I went to Marchmain House on the first morning of peace. Sir Adrian Porson passed me in the hall, leaving, as I arrived; he held a bandanna handkerchief to his face and felt blindly for his hat and stick; he was in tears.

I was shown into the library and in less than a minute Julia joined me. She shook hands with a gentleness and gravity of a ghost.

‘It’s sweet of you to come. Mummy has kept asking for you, but I don’t know if she’ll be able to see you now, after all. She’s just said “good-bye” to Adrian Porson and it’s tired her.’

‘Good-bye?’

‘Yes. She’s dying. She may live a week or two or she may go at any minute. She’s so weak. I’ll go and ask nurse.’
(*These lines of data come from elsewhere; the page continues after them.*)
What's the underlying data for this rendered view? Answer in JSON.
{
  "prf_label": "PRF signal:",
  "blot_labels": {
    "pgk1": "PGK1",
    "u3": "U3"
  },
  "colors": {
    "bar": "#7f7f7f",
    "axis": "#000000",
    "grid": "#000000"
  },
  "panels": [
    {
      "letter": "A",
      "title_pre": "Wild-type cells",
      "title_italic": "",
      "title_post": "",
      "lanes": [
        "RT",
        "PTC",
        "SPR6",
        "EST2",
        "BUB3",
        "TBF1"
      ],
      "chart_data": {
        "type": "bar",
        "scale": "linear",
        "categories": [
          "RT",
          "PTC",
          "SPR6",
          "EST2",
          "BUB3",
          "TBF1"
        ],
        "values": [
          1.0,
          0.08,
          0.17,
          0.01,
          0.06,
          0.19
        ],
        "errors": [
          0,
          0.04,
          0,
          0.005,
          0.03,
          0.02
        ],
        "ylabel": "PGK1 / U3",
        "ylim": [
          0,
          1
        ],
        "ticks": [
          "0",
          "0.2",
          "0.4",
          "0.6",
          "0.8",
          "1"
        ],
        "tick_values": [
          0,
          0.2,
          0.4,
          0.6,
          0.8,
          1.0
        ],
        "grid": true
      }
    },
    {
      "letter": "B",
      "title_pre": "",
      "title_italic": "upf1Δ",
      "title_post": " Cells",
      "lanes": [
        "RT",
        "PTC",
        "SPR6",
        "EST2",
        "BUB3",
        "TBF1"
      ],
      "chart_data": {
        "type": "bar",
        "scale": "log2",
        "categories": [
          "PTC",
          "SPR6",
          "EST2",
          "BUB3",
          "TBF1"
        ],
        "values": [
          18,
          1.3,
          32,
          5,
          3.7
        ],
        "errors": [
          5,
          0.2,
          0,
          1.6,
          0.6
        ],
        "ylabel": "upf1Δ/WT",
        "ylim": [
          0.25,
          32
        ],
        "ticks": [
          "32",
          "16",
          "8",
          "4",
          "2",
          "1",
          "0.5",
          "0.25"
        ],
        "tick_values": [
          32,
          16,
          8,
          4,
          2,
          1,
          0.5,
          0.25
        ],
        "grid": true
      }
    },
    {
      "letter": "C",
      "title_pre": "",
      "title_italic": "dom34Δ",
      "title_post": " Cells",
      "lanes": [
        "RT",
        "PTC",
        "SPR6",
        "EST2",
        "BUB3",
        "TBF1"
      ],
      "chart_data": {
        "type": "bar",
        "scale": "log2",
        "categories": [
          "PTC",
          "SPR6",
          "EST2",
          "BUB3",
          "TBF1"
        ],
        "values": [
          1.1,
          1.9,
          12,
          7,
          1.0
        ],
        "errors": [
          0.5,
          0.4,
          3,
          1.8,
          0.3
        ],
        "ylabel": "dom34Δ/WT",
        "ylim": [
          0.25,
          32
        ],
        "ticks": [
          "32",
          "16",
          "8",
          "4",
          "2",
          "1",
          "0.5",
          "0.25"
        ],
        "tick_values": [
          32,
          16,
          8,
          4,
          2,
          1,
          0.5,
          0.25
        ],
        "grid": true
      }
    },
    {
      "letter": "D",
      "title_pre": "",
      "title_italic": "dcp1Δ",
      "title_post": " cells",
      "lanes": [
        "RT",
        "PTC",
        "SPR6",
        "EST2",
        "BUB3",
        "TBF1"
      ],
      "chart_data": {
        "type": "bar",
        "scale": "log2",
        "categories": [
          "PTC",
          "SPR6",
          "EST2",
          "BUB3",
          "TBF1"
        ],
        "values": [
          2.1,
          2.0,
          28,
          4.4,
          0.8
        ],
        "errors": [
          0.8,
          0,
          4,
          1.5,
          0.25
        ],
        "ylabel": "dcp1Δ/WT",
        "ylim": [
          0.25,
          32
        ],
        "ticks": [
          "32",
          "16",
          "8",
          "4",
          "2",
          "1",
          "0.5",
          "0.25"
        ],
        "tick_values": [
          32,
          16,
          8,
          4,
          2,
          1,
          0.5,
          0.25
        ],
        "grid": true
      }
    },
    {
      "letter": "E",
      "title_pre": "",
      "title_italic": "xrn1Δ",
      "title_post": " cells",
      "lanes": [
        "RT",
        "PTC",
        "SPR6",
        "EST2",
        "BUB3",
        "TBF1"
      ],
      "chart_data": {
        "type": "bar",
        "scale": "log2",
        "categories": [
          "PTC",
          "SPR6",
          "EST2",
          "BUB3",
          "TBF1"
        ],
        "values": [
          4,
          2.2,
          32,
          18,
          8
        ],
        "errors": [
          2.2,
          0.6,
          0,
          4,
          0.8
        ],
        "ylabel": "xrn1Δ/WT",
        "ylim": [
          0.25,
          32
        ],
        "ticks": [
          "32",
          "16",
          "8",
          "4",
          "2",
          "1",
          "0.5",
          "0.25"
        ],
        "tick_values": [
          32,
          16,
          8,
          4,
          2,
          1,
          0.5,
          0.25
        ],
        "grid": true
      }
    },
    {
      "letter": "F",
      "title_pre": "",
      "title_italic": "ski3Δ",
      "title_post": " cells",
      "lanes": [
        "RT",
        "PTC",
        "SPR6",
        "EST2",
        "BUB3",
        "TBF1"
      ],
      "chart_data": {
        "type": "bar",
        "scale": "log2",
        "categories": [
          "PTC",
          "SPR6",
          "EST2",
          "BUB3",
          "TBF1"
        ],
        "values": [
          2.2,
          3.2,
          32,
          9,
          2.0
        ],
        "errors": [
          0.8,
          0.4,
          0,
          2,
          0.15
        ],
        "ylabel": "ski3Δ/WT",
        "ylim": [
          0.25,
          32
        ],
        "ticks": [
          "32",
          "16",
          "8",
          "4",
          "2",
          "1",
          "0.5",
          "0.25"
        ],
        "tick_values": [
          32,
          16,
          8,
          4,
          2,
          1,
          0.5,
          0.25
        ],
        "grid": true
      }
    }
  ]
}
The stillness of death seemed in the house already. No one ever sat in the library at Marchmain House. It was the one ugly room in either of their houses. The bookcases of Victorian oak held volumes of Hansard and obsolete encyclopedias that were never opened; the bare mahogany table seemed set for the meeting of a committee; the place had the air of being both public and unfrequented; outside lay the forecourt, the railings, the quiet cul-de-sac.